Morando na Alemanha, onde seu pai se mantém fixo com as Forças Armadas Americanas, Priscilla é uma jovem solitária, tímida e bonita. Ela tem apenas catorze anos, mas chama a atenção de um tal de Elvis Presley, convocado pelo exército em meio a sua meteórica ascensão. Sua casa europeia é simples e convidativa, foge de extravagâncias e combina com o comportamento do astro, que se abre com a protagonista, desce do pedestal, se mostra vulnerável e sensível.

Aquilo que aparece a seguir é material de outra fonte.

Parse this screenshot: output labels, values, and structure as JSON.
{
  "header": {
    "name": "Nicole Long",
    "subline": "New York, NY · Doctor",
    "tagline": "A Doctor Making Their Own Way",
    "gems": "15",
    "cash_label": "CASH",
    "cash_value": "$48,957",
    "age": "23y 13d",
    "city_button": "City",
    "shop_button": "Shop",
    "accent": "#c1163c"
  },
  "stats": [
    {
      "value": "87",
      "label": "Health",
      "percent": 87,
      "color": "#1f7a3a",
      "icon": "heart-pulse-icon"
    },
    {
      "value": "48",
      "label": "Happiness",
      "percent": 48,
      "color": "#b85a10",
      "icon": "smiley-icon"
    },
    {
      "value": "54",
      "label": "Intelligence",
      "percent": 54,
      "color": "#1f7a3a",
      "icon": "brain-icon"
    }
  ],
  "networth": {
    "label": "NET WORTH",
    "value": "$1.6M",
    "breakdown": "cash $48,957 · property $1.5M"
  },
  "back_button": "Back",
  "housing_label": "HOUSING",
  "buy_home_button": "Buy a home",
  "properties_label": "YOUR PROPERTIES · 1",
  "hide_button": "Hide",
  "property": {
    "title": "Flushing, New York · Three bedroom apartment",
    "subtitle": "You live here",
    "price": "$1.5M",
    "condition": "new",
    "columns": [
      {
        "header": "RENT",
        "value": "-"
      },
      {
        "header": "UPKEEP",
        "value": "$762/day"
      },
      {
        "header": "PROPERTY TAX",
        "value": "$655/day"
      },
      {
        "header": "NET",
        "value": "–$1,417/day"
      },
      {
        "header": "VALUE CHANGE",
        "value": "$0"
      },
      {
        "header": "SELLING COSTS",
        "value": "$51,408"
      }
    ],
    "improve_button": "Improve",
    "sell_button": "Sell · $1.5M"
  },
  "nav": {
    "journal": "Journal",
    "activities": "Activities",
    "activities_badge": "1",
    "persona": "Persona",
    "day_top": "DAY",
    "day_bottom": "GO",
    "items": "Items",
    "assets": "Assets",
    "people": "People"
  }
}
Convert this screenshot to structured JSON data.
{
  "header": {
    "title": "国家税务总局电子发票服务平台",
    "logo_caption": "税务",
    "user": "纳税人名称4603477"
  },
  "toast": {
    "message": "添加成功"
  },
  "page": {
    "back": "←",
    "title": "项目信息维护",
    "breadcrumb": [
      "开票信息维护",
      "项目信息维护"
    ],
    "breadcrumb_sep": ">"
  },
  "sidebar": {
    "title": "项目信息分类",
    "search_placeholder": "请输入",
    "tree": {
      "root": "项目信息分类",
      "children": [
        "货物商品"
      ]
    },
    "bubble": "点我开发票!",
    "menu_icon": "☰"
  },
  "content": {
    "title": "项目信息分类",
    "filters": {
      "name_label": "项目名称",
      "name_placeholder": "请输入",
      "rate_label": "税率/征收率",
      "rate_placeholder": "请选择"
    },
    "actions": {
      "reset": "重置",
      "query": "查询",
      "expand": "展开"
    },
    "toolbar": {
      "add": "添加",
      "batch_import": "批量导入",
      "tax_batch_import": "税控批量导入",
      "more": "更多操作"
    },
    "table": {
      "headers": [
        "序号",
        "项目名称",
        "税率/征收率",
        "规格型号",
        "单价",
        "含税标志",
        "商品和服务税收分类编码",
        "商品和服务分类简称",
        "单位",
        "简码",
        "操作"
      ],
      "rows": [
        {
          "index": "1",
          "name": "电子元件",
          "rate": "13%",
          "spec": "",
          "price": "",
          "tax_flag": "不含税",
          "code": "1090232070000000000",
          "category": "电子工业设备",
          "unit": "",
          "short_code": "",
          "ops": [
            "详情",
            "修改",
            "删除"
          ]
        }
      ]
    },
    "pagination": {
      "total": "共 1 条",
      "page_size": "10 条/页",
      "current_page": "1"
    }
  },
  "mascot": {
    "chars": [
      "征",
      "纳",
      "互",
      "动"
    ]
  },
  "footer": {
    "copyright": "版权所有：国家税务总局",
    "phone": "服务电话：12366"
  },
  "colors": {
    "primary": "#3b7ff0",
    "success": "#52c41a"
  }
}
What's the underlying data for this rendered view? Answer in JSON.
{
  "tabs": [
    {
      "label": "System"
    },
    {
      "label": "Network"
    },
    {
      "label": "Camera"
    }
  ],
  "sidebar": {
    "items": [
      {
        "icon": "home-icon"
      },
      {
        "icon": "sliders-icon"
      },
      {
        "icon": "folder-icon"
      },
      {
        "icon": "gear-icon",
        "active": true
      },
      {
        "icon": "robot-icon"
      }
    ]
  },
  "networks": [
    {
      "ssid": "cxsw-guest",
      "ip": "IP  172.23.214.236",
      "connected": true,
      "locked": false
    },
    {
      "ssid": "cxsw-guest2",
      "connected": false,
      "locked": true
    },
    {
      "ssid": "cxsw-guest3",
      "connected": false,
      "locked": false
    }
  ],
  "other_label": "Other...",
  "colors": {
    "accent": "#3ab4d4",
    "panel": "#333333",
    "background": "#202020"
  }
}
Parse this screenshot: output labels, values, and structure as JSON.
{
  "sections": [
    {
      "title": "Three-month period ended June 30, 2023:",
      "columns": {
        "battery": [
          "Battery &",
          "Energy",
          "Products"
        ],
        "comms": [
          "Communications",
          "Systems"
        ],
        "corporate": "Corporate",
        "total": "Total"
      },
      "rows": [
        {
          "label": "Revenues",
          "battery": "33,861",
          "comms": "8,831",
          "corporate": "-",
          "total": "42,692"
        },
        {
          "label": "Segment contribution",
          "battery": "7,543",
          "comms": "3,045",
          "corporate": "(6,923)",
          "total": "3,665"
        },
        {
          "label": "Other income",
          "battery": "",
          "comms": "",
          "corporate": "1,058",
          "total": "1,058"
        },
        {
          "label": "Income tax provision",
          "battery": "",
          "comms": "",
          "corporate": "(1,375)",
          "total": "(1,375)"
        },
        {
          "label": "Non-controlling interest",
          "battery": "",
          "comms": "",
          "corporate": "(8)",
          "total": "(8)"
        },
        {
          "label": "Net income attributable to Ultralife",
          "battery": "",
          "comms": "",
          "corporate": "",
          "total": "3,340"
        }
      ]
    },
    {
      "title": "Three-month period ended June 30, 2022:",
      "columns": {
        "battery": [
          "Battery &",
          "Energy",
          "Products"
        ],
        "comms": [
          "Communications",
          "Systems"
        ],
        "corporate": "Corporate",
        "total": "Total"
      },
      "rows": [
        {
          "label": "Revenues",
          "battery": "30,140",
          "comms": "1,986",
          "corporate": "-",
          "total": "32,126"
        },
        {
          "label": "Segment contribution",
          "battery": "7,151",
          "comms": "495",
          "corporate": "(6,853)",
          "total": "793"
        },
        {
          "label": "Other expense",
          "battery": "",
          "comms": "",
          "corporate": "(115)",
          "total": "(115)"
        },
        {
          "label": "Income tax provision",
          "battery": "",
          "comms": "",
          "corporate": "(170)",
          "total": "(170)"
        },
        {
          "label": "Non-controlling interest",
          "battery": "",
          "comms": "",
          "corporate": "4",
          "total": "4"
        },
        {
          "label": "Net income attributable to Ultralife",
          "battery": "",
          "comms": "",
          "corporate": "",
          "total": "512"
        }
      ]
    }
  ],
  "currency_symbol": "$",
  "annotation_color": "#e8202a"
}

Os pais da moça não gostam desse recorrente contato, mas ela não suporta a ideia de não ver o “amor de sua vida”. Imaginem a seguinte situação: você não tem amigos, vai à escola por obrigação e admite um cotidiano pacato. Repentinamente, o “rei do rock” te convida para sair e se apaixona, sem excessos ou egocentrismo, antes, pelo contrário, assumindo dores e um nervosismo bastante relacionável. Tudo o que não envolve Elvis é descartável para Priscilla. As salas de aula são extensões de seu quarto e os colegas são desinteressantes. Sofia Coppola utiliza repetidas vezes um travelling no qual a protagonista atravessa o corredor da escola, literalmente passando pelos demais.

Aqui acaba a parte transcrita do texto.